Wien/Rom/Mailand. Das Dorotheum übernimmt von der italienischen Großbank UniCredit deren Pfandleihegeschäft. Bei Abschluss des Geschäfts, der Mitte 2018 zu erwarten ist, sind 141 Millionen Euro fällig. Nach drei Jahren ist eine Nachzahlung von 10 Millionen Euro möglich, teilte die UniCredit am Donnerstag mit. Sie erwartet sich daraus einen Gewinnbeitrag von 100 Mio. Euro und 4 Basispunkte mehr Eigenkapital (CET 1).

Das Dorotheum werde eine neue Finanzgesellschaft aufstellen, in die das Pfandleihegeschäft der UniCredit eingebracht werde. Das Ziel sei die Expansion nach ganz Italien unter Nutzung ihrer Erfahrung in Europa. Mit diesem Schritt werde das Dorotheum der größte Anbieter in Europa, heißt es in der Aussendung der UniCredit.

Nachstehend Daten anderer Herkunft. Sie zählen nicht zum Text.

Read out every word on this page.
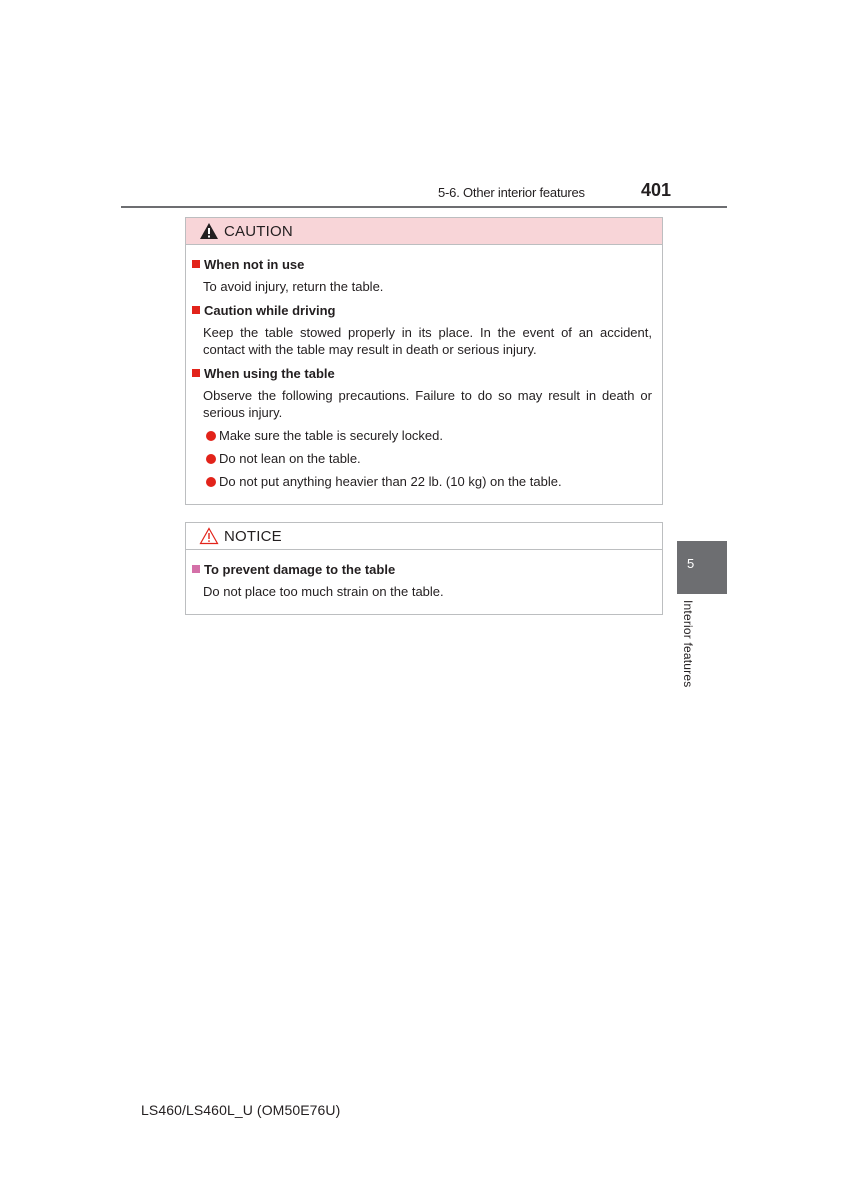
5-6. Other interior features	401
CAUTION
When not in use
To avoid injury, return the table.
Caution while driving
Keep the table stowed properly in its place. In the event of an accident, contact with the table may result in death or serious injury.
When using the table
Observe the following precautions. Failure to do so may result in death or serious injury.
Make sure the table is securely locked.
Do not lean on the table.
Do not put anything heavier than 22 lb. (10 kg) on the table.
NOTICE
To prevent damage to the table
Do not place too much strain on the table.
5
Interior features
LS460/LS460L_U (OM50E76U)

Sorge wegen Arbeitsplätzen und Zukunft der Mikrokredit-Vergabe

Die italienischen Gewerkschaften reagieren kritisch auf den Beschluss der Bank-Austria-Mutter Unicredit, dem Wiener Dorotheum sein Pfandhaus "Monte di Pieta" zu verkaufen. Das aus dem 17. Jahrhundert stammende Pfandhaus "Monte di Pieta" mit Sitz in Rom sei mit seinen 35 Filialen ein rentables Geschäft und spiele eine strategische Rolle im Bereich Mikrokredit in Italien.

Die Gewerkschaften bemängelten in einer Presseaussendung, dass das Pfandhaus verkauft worden sei, ohne sie und die Arbeitnehmer zu informieren. Gerüchte über UniCredits Pläne zur Veräußerung des Pfandhauses kursierten bereits seit Monaten. Die Gewerkschaften erklärten sich über negative Auswirkungen auf die Arbeitsplätze besorgt.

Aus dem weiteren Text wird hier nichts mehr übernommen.